Ayrıca, davacının dava konusu işlem tesis edilirken eşinin … Barosuna kayıtlı serbest avukat olarak çalışmasına karşılık eş durumunun dikkate alınmadığı yolundaki iddiasına gelince;
657 sayılı Devlet Memurları Kanununun 418 sayılı Kanun Hükmünde Kararname ile değişik 72.maddesinin 2.fıkrasının işlem tarihinde yürürlükte bulunan metninde “Yeniden veya yer değiştirme suretiyle yapılacak atamalarda, aile birimini muhafaza etmek bakımından kurumlar arasında koordinasyon sağlanarak memur olan diğer eşin de isteği halinde ataması, atanmaya tabi tutulan memurun atandığı yere 74. ve 76.maddelerde belirtilen esaslar çerçevesinde yapılır…” hükmü yer almaktadır.
Yasa koyucunun bu hükümle, Anayasanın 41.maddesine koşut olarak, aileyi parçalanmaktan kurtarmak, bireylerini bir arada tutmak suretiyle ailenin huzur ve mutluluğunu devam ettirmek ve bu yolla kamu görevlilerinin ailevi kaygılardan uzak bir biçimde kamu hizmetlerini verimli, etkin ve sağlıklı bir biçimde yürütmeleri için gerekli ortamı sağlamak amaçlarını taşıdığından kuşkuya yer yoktur. Anayasanın ve 657 sayılı Yasanın sözü edilen düzenlemelerine göre, aynı kurumda çalışan eşlerden birinin hizmetin başka bir yere naklini gerekli kılması halinde, diğer eşinde isteği varise coğrafi bakımdan aynı veya aile bütünlüğünün bozulmasına yol açmayacak kadar yakın bir yere; eşlerin ayrı kurumlarda çalışmaları halinde ise diğer eşin çalıştığı kurumla gerekli koordinasyon sağlanmak suretiyle bu eşin de, isteği halinde, aynı veya yakın yere naklinin yapılması idare için bir yükümlülüktür.
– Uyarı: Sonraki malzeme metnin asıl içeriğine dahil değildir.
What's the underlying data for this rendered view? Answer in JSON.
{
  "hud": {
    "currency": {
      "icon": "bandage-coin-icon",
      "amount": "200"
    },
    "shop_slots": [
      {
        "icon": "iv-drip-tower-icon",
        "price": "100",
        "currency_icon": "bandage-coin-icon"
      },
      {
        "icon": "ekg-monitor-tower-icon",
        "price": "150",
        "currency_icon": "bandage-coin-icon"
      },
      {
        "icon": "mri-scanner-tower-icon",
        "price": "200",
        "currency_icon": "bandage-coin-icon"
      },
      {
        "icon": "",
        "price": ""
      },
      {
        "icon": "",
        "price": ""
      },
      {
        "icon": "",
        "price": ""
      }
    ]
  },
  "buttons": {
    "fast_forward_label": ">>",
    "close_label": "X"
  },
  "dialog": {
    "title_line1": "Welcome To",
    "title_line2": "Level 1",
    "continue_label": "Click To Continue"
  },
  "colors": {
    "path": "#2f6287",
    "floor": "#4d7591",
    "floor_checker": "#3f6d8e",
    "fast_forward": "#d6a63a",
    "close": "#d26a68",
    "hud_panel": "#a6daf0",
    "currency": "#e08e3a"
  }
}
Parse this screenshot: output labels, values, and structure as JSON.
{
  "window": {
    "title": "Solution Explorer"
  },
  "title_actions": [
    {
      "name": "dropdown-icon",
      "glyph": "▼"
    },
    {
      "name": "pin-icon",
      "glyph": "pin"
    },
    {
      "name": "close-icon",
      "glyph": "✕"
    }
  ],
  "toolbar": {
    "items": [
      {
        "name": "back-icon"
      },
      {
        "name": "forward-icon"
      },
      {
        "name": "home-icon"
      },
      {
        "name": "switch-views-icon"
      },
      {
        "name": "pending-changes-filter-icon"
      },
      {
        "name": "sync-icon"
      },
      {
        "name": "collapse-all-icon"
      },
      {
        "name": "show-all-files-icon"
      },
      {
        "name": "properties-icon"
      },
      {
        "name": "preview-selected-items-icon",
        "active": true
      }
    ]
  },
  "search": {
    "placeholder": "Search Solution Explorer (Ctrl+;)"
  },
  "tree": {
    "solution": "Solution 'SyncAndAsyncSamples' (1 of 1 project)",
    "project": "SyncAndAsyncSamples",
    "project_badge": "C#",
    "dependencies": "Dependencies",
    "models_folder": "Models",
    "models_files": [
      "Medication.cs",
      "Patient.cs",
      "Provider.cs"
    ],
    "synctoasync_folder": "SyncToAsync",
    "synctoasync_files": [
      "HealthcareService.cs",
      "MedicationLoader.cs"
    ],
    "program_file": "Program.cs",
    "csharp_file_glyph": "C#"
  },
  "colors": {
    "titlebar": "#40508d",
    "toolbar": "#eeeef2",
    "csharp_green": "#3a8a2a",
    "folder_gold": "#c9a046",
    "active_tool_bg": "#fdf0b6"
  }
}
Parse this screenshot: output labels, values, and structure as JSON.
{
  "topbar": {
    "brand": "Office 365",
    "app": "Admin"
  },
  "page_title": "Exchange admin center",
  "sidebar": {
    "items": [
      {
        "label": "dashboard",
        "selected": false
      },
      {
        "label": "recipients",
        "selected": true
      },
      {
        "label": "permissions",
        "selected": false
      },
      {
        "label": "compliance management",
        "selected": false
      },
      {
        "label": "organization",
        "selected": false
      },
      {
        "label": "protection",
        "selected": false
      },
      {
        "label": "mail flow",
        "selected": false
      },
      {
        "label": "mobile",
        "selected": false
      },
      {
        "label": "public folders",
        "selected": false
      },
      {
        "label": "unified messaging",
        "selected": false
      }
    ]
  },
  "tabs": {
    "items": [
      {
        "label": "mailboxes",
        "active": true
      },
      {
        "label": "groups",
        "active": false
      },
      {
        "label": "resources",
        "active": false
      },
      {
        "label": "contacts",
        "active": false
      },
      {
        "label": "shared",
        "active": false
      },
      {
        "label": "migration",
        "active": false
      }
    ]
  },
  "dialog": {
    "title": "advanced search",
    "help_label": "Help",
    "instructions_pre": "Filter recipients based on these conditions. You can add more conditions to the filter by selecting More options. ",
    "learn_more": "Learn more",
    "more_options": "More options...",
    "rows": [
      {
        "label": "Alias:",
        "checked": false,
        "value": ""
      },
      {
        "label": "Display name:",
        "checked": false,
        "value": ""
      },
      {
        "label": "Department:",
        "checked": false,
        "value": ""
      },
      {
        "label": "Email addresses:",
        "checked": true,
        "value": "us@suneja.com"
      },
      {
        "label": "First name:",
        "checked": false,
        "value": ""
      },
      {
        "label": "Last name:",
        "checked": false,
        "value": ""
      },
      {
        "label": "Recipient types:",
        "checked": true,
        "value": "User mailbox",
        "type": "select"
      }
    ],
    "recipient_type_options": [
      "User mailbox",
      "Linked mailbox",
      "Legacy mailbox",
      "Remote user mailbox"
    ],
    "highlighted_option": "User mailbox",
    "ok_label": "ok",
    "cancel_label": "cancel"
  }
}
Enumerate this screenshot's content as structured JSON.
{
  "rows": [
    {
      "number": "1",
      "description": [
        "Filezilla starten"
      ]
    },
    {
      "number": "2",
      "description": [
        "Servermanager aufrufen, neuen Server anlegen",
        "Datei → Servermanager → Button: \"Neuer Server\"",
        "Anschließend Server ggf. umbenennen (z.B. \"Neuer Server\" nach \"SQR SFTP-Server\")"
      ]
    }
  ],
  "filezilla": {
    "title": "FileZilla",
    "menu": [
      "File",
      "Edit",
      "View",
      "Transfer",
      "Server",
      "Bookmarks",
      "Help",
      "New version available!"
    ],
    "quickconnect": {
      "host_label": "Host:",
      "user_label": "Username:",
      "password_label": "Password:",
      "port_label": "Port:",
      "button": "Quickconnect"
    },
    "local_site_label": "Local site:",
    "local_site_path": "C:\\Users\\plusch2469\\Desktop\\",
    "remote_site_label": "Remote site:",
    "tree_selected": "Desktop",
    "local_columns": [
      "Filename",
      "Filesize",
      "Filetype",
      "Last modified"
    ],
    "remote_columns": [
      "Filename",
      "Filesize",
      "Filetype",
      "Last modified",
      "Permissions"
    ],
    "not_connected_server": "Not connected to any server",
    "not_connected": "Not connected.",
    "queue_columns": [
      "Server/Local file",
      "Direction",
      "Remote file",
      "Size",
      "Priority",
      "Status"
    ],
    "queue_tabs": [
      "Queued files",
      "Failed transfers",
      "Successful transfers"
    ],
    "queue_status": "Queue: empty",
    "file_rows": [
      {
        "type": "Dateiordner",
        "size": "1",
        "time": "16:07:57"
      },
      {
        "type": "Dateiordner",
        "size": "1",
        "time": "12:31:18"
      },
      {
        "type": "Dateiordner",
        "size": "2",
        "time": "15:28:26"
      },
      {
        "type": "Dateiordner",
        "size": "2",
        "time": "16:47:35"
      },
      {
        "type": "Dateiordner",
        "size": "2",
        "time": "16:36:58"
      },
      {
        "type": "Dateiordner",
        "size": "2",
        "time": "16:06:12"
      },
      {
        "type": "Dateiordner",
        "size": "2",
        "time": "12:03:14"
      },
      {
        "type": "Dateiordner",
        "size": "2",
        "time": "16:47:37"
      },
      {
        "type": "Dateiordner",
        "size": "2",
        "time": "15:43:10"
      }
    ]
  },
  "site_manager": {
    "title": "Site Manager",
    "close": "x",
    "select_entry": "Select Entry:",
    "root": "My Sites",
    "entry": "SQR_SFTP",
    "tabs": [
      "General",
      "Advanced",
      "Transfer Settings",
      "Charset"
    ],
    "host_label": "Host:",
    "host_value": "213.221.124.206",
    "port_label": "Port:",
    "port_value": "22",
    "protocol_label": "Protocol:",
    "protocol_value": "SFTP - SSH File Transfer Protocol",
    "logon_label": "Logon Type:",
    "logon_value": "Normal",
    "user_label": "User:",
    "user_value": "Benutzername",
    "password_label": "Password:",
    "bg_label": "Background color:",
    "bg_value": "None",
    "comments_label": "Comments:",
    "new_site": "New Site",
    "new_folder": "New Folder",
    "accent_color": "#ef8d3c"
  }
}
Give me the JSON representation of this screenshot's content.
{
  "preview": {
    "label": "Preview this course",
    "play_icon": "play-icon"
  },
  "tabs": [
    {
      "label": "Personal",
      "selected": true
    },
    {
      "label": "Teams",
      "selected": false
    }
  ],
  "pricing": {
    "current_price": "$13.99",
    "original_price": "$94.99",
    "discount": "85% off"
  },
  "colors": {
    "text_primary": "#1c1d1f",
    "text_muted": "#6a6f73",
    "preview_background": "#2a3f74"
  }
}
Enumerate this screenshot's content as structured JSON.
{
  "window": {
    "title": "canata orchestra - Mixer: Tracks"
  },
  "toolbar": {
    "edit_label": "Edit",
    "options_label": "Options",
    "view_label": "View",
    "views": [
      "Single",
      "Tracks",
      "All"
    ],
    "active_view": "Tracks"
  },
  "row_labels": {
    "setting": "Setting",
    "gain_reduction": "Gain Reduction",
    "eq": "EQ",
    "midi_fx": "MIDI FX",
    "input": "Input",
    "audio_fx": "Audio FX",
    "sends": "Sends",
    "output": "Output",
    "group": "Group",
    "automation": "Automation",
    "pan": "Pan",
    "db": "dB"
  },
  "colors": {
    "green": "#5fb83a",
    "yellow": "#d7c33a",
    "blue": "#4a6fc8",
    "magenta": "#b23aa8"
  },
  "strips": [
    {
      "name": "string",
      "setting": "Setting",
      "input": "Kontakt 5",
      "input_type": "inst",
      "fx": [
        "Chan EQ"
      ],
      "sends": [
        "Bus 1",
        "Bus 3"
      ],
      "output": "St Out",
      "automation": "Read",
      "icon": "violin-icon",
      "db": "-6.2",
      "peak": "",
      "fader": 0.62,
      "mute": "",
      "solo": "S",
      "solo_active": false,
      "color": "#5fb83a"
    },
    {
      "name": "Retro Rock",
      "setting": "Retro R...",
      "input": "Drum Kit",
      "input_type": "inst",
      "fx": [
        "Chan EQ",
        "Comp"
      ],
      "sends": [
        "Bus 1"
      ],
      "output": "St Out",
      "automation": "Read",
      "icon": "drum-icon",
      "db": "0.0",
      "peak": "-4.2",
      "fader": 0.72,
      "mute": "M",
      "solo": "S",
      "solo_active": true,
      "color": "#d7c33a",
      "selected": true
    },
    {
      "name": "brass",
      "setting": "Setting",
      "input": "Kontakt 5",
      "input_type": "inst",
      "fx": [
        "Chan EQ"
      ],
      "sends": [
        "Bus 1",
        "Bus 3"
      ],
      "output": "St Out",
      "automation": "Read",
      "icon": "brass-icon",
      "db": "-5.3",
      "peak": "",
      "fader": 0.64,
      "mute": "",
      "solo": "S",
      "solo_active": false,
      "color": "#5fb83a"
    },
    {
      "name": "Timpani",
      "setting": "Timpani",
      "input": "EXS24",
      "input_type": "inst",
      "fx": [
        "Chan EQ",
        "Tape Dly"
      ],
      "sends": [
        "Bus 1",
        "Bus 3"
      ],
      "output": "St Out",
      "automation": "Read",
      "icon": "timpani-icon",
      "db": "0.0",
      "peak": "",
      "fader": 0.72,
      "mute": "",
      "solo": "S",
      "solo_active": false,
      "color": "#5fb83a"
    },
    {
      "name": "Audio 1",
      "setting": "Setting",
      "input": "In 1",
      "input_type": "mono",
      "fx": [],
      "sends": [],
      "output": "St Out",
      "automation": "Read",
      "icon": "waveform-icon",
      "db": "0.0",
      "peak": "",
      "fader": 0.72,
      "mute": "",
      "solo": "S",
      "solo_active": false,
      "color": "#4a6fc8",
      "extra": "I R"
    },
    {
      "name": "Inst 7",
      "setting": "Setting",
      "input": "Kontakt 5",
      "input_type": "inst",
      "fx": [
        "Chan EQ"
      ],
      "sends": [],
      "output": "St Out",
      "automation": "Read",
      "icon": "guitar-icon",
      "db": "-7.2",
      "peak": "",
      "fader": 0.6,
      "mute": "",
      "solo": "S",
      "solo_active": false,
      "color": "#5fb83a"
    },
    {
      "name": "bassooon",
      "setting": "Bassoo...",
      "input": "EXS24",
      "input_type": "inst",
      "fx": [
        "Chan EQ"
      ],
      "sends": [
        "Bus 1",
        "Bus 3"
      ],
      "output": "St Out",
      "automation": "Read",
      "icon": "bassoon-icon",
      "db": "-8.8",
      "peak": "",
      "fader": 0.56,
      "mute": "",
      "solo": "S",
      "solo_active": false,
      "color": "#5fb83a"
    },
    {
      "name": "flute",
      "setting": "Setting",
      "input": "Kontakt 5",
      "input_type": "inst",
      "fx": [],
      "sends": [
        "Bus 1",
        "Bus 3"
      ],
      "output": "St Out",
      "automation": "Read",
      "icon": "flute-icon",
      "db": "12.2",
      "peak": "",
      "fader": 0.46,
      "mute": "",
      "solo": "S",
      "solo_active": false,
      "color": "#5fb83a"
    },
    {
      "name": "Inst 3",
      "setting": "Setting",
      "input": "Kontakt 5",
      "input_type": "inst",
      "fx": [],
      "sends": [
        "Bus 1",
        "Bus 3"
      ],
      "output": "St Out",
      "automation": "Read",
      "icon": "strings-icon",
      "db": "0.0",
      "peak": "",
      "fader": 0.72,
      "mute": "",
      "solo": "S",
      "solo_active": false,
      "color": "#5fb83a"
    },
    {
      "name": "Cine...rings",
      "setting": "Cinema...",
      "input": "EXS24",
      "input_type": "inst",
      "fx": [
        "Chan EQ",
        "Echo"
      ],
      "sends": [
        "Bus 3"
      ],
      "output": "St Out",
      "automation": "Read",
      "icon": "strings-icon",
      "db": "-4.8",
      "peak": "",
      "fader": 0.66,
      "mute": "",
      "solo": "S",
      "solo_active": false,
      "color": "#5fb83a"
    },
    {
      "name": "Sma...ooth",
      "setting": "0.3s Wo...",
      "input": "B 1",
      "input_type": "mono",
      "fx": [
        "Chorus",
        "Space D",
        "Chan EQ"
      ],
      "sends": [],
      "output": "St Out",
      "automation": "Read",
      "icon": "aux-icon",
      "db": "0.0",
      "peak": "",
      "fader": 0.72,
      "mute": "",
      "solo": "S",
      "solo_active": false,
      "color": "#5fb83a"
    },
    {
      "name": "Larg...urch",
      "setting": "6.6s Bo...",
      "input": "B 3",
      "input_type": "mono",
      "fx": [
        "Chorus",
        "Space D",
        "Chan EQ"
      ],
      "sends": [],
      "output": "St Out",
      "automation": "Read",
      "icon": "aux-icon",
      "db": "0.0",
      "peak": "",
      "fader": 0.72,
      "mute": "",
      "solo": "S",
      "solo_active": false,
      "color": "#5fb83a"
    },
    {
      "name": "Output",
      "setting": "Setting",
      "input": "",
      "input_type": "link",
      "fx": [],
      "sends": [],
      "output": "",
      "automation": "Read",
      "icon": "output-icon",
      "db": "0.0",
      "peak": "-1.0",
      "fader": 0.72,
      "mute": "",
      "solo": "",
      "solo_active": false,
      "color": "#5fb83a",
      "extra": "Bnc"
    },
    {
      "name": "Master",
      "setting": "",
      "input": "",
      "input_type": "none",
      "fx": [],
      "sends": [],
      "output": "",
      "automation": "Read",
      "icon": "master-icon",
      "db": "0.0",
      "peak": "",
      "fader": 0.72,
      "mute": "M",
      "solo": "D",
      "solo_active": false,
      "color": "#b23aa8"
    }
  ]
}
Kamu görevlisinin eşinin serbest meslek sahibi olması halinde ise durumun farklı boyut kazancağına işaret etmek gerekir. Bir kamu görevlisinin, kamu hizmetinin gerekli kılmasına karşın, eşinin mesleğini serbest olarak yürütmekte olduğu öne sürülerek, isteği olmadıkça, başka
bir yere nakledilemeyeceği gibi bir anlayış; idarenin bütün işlem ve eylemlerinin ortak hedefi olan kamu yararını sağlamak amacının gerçekleştirilmesini kişilerin subjektif karar ve tutumlarına bağlı kılmak sonucunu doğurur ki; hukuken benimsenemez.
Öte yandan, başta da değinildiği gibi, eşi aynı veya başka bir kamu kurumunda çalışmakta olan bir kamu görevlisinin, kamu hizmetinin gerektirmesi halinde, eşinin de doğrudan veya kurumlararasında gerekli koordinasyon sağlanmak suretiyle naklinin yapılabilmesine karşılık, eşi
serbest meslek icra eden bir kamu görevlisinin naklinin serbest çalışan eşin istek ve iradesine bağlı tutulması yolundaki bir anlayış, ikinci durumda olanları öncekilere göre ayrıcalıklı bir duruma sokmasının yanısıra kamu hizmetlerinin yürütülmesi açısından da büyük sakıncalar yaratır ki; 657 sayılı Yasanın 72.maddesinin amacıyla bağdaşmayan böyle bir yol kabul edilemez. Bu itibarla davacının bu iddiasının da hukuken geçerli bir yönü bulunmamaktadır.
Açıklanan nedenlerle, davalı idarenin temyiz isteminin kabulü ile İdare Mahkemesi kararının, 2577 sayılı İdari Yargılama Usulü Kanununun 49.maddesinin 1/b.fıkrası uyarınca bozulmasına karar verildi.